Article
Author(s):
Additionally, guideline adherence in antibiotic prescribing was lower for telemedicine visits than in primary care or urgent care settings.
Kristin Ray, MD, MS
A study of pediatric care visits for acute respiratory infections found that antibiotics were significantly more likely to be prescribed during direct-to-consumer telemedicine visits than during in-person primary care or urgent care visits.
Investigators, led by Kristin Ray, MD, MS, pediatrician, Division of General Academic Pediatrics, UPMC Children’s Hospital of Pittsburgh, also evaluated whether the antibiotic prescriptions were consistent with guidelines. They found that guideline adherence was lower in telemedicine visits.
“As a parent and a pediatrician, I'm excited about the ways that technology innovations can improve access to care for children, but it’s important to make sure that children continue to receive high quality care regardless of how that care is delivered,” Ray told MD Magazine®.
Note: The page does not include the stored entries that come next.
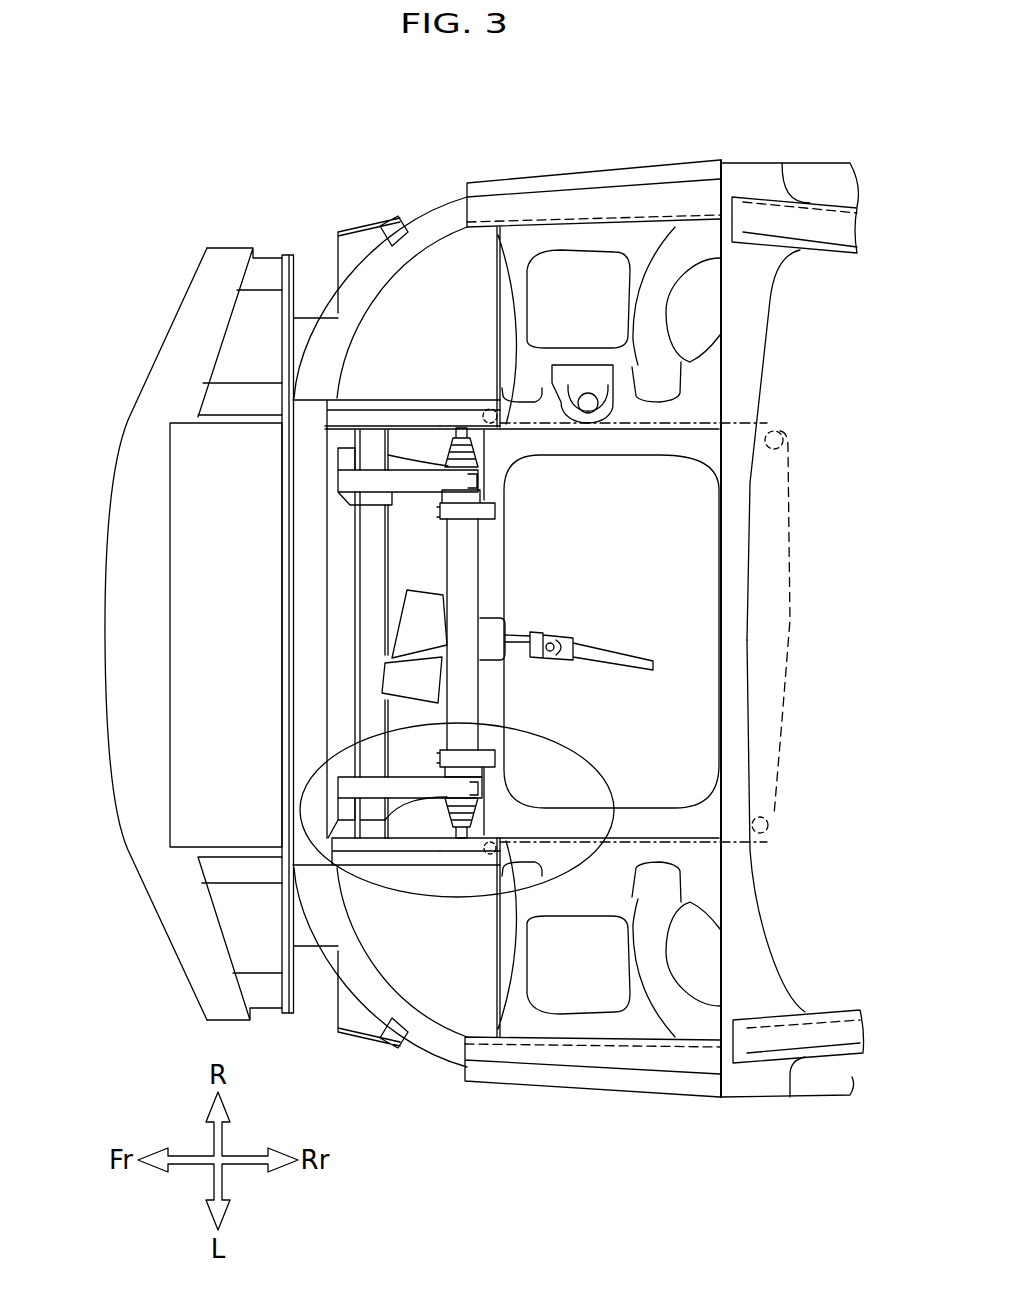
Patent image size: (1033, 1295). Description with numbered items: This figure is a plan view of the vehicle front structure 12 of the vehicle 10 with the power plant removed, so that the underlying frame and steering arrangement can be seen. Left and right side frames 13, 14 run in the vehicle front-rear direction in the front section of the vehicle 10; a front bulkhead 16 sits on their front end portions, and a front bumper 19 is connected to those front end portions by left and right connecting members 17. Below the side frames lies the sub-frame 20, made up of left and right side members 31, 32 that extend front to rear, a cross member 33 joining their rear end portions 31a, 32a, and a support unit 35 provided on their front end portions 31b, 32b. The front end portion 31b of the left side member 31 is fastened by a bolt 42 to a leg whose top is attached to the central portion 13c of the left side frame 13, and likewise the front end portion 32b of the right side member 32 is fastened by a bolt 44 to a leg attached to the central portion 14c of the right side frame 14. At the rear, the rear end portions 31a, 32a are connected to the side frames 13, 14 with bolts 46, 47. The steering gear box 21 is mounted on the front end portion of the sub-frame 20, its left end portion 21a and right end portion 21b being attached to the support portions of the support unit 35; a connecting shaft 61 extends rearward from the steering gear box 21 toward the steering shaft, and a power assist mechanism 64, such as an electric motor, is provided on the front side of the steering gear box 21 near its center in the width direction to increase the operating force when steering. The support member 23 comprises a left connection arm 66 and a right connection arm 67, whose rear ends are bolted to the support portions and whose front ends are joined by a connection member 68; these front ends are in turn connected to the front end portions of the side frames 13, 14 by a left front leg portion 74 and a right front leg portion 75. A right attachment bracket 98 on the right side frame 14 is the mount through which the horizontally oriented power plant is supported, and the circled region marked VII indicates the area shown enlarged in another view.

The vehicle 10 is at (213, 150).
The vehicle front structure 12 is at (380, 195).
The left side frame 13 is at (378, 853).
The central portion of the left side frame 13c is at (468, 858).
The right side frame 14 is at (418, 412).
The central portion of the right side frame 14c is at (468, 413).
The front bulkhead 16 is at (305, 655).
The connecting members 17 is at (217, 397).
The front bumper 19 is at (120, 640).
The sub-frame 20 is at (593, 828).
The steering gear box 21 is at (465, 567).
The left end portion of the steering gear box 21a is at (478, 735).
The right end portion of the steering gear box 21b is at (465, 525).
The support member 23 is at (355, 712).
The left side member 31 is at (633, 828).
The rear end portion of the left side member 31a is at (742, 827).
The front end portion of the left side member 31b is at (509, 856).
The right side member 32 is at (631, 440).
The rear end portion of the right side member 32a is at (758, 443).
The front end portion of the right side member 32b is at (501, 442).
The cross member 33 is at (790, 630).
The support unit 35 is at (475, 828).
The bolt 42 is at (490, 858).
The bolt 44 is at (483, 408).
The bolt 46 is at (762, 822).
The bolt 47 is at (772, 432).
The connecting shaft 61 is at (592, 642).
The power assist mechanism 64 is at (410, 626).
The left connection arm 66 is at (417, 788).
The right connection arm 67 is at (408, 482).
The connection member 68 is at (356, 556).
The left front leg portion 74 is at (340, 866).
The right front leg portion 75 is at (355, 433).
The right attachment bracket 98 is at (580, 388).
The section VII is at (611, 782).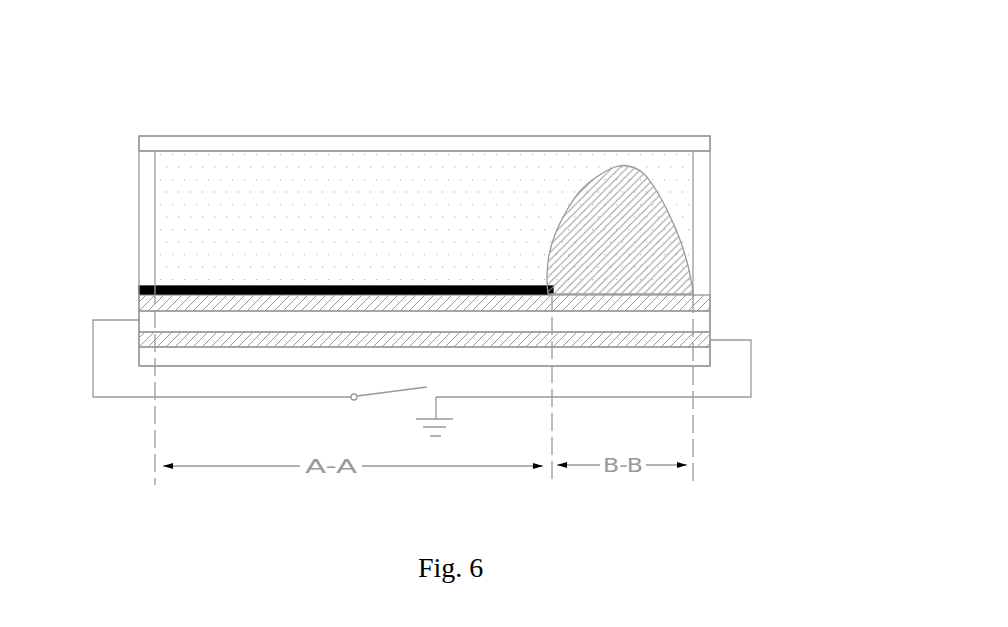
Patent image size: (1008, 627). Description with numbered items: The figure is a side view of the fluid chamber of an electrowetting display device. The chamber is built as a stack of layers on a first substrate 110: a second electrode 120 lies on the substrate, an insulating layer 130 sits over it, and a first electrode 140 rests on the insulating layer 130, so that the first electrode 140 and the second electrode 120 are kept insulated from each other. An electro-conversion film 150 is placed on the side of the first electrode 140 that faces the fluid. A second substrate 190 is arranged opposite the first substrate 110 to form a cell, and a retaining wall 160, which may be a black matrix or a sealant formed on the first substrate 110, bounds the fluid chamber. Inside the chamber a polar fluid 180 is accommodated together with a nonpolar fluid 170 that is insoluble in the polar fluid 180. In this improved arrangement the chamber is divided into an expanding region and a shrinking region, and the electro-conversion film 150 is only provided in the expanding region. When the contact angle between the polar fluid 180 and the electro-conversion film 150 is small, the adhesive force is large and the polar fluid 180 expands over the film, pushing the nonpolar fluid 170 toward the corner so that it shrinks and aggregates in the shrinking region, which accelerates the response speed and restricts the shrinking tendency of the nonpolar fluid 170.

The first substrate 110 is at (698, 355).
The second electrode 120 is at (702, 338).
The insulating layer 130 is at (707, 320).
The first electrode 140 is at (702, 299).
The electro-conversion film 150 is at (160, 287).
The retaining wall 160 is at (704, 207).
The nonpolar fluid 170 is at (645, 212).
The polar fluid 180 is at (308, 175).
The second substrate 190 is at (497, 145).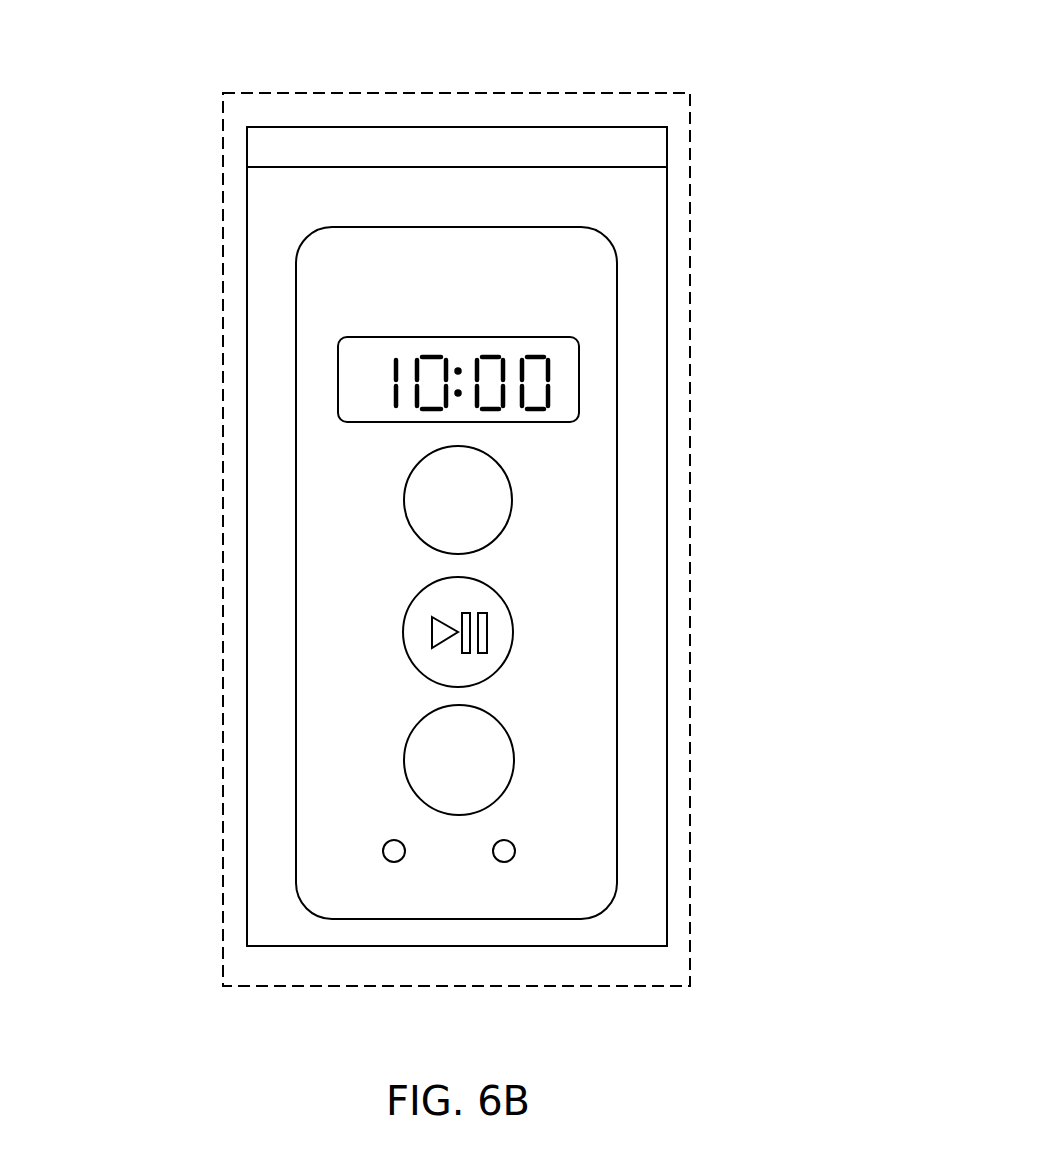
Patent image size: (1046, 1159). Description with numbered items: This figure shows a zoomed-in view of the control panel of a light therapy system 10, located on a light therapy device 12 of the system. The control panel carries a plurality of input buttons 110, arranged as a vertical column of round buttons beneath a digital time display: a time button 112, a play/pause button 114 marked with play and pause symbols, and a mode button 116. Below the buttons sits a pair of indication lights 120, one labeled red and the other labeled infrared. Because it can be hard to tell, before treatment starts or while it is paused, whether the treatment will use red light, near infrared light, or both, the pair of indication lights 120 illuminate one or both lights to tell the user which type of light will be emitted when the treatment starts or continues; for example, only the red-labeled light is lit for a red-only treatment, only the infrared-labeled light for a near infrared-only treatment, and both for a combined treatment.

The investigators analyzed claims data from a national health plan database in 2015-2016 to identify pediatric (0-17 years old) visits for acute respiratory infections (ARIs), excluding visits with comorbidities that might affect prescribing. They matched visits on age, sex, chronic medical complexity, state, rurality, health plan type, and ARI diagnosis category to create a matched sample. The matched sample included 4604 DTC telemedicine, 38,408 urgent care, and 485,201 PCP visits for ARIs.
Of children seen by providers via DTC telemedicine visits, 52% were prescribed an antibiotic, compared to 42% of children seen in urgent care settings and 31% of children seen by a primary care provider (P <0.001 for both comparisons).
Additionally, children receiving DTC telemedicine visits were less likely to receive antibiotic prescriptions aligned with guidelines—59% versus 67% for urgent care and 78% for primary care (P <0.001 for both comparisons). Investigators wrote that the differences in antibiotic prescribing levels and guideline-concordant management were primarily driven by greater antibiotic use for visits with a diagnosis of a viral infection.
While Ray’s study didn’t evaluate the potential causes of higher antibiotic prescriptions with DTC telemedicine, she told MD Mag that in other settings, factors that affect antibiotic prescribing include clinical uncertainty and family expectations.
“It’s possible that physicians caring for children through telemedicine may encounter greater clinical uncertainty—especially if unable to perform an ear exam, for example, or if the physician is more comfortable treating adults—and that uncertainty may lead to more antibiotic prescribing,” Ray told MD Mag.
Ray also noted that these results were unique to pediatric care visits.
“We performed a similar analysis among adults, published separately, and found minimal differences in antibiotic prescribing for adults, so the size of these differences in prescribing among children was surprising,” said Ray. “I think this shows how important it is to examine the implications of new methods of health care delivery not just for adults but also specifically for children.”
Telemedicine, which is also referred to as telehealth, comes in many forms. Ray noted that some models pair patients with providers they already know while others connect patients to clinicians they may not know. Some services use specialized devices like tele-stethoscopes and tele-otoscopes, but others rely solely on the camera on a patient’s device. Given these variations, she stressed that telemedicine will serve certain clinical situations better than others.
“With so many different models of telemedicine, it is important to be thoughtful and evidence-based about differentiating between uses of telemedicine with the potential benefit versus those with less clear benefit or even potential harm,” said Ray.
The study, “Antibiotic Prescribing During Pediatric Direct-to-Consumer Telemedicine Visits,” was published in Pediatrics.